The two attorneys were able to pilot the first detained universal representation model in the state, Goehring said. In other areas of the country, such as New York, a universal model has been implemented statewide, which she called the “gold standard” and hoped that one day Colorado would be the same.

By November 2019, those attorneys represented a total of 32 Denver residents, including asylum-seekers, crime victims, parents of U.S.-citizen children and long-time lawful permanent residents, according to the overview. Half of these cases remain pending, but RMIAN’s attorneys secured the release of two detainee clients and secured lawful permanent residency for two Denver residents. “Without funding from DILSF, all of these individuals would have been forced to represent themselves in complex immigration proceedings,” the overview states.

Further, Goehring said that if the fund were to disappear, it would have profound impacts on the services RMIAN provides since two positions are funded completely by the DILSF.

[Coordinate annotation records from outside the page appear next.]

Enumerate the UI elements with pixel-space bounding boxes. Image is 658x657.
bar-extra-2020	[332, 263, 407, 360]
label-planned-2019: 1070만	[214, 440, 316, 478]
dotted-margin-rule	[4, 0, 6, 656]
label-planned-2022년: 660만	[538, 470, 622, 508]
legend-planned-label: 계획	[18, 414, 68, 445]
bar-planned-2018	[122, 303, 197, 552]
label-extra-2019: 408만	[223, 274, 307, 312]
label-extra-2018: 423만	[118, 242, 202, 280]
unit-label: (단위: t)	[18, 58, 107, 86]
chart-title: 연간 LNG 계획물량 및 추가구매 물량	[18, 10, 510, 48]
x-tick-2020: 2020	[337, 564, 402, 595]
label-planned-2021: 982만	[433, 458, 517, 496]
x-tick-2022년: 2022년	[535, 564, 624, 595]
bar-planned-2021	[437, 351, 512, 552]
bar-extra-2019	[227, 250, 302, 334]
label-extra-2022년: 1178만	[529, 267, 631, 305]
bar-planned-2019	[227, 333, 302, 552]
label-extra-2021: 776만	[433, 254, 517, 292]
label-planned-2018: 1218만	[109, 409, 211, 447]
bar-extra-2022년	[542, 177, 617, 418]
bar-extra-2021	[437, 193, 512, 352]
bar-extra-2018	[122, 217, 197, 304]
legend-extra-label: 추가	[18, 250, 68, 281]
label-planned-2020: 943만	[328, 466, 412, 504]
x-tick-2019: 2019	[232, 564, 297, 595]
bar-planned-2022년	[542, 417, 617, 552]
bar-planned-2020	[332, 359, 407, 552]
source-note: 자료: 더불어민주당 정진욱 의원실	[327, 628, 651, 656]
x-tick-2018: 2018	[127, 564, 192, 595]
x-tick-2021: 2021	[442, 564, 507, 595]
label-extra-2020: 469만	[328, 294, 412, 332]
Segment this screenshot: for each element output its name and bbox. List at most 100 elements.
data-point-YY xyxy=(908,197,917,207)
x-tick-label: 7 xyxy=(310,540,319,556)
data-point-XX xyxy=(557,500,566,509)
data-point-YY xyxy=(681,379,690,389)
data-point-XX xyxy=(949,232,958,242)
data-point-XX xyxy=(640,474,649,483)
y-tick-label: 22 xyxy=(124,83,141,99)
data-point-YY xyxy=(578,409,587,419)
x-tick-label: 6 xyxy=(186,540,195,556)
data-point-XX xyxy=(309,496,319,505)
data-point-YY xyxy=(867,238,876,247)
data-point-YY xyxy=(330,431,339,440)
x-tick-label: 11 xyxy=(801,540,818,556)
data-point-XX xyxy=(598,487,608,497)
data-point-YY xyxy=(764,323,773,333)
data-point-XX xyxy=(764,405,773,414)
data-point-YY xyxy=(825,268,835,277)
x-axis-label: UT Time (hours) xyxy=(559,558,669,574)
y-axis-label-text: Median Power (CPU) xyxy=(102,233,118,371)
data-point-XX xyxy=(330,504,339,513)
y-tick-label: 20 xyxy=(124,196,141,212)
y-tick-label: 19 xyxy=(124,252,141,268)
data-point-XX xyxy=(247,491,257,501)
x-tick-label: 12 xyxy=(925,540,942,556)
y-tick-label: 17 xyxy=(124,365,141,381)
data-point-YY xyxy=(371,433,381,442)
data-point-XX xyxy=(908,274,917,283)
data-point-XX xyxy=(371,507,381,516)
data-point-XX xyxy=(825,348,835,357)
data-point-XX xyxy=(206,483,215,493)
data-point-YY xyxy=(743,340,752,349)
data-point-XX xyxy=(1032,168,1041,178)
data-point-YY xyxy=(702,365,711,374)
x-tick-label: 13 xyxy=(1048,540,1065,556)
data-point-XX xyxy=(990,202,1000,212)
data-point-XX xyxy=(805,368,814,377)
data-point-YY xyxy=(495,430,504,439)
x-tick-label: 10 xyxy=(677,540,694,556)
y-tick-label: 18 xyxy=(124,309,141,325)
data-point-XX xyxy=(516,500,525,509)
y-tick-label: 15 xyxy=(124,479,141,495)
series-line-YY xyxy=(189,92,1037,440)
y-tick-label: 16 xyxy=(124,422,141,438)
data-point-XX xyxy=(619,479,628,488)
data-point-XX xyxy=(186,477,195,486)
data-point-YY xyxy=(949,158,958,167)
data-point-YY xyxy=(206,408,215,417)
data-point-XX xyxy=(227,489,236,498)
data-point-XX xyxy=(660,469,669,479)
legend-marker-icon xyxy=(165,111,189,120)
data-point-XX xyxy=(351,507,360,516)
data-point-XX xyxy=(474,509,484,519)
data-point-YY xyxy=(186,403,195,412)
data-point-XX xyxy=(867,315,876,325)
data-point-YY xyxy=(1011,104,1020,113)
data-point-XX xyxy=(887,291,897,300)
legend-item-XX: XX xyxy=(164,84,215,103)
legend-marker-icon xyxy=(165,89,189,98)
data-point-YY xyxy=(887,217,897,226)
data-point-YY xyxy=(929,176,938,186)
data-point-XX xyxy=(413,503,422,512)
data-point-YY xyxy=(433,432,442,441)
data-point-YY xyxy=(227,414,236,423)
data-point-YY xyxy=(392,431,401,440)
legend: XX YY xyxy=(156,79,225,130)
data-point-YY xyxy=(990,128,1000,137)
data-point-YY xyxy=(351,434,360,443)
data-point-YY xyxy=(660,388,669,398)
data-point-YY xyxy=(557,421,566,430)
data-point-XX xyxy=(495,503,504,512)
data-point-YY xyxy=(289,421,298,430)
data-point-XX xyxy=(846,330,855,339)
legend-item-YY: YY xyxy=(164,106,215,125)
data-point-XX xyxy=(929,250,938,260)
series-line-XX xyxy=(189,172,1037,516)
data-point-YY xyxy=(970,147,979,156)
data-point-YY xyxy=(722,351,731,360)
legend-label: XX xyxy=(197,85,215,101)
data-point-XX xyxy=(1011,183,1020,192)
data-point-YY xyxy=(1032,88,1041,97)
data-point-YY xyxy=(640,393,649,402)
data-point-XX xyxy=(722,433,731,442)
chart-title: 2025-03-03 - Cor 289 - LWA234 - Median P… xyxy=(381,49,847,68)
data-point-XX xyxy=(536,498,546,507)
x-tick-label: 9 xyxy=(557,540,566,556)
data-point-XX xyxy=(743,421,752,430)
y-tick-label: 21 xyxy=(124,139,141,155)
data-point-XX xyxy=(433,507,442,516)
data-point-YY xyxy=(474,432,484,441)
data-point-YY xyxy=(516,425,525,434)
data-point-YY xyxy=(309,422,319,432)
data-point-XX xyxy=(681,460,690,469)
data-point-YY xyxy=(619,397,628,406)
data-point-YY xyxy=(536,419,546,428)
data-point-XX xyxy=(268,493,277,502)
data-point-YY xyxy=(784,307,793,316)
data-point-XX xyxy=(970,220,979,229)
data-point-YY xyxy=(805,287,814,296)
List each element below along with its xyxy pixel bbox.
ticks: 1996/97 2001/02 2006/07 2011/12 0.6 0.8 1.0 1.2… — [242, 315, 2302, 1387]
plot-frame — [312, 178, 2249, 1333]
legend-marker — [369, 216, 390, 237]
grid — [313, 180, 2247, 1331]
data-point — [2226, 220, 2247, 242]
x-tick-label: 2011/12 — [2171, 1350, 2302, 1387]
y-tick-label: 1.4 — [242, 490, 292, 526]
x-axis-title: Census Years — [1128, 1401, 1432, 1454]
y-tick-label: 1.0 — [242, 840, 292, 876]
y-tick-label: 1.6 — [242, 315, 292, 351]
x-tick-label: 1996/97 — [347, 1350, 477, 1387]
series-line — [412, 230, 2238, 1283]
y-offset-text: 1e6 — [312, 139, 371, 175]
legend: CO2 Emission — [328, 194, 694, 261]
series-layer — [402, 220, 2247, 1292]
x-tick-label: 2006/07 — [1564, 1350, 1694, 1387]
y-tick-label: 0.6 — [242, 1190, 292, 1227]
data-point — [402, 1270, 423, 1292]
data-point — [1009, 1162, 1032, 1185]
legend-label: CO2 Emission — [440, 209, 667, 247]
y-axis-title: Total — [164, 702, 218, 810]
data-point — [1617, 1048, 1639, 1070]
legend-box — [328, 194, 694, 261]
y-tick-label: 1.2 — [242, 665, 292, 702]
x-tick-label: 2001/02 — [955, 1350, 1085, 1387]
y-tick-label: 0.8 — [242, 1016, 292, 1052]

DILSF funding helped the University of Denver’s Strum College of Law Immigration Law & Policy Clinic law students provide legal services to “vulnerable” immigrants, under attorney supervision, according to the overview. An emphasis was placed on detained indigent noncitizens who otherwise would probably be unrepresented due to complex cases. Services included support for removal proceedings, petition for review related to an already deported individual, bond proceeding representation and administrative support such as visa petition, naturalization petitions and “over a dozen” DACA renewals.

“In several cases, the Clinic secured the release of clients on bond, reuniting them with their families,” the overview states. In one case, the Clinic secured release of a father and daughter arrested by ICE on deportation orders over a decade old, according to the overview. The DILSF provided partial start-up funding for a clinical fellow within the clinic, as well as a postgraduate Immigration Detention Fellow at RMIAN.

“I think the value of this fund, the access to justice is increasingly clear at this moment in our countries history,” she said. “We’re seeing our communities rise up to defend Black lives and systemic racism — and we should remember the millions of people who still remain locked up in our country.”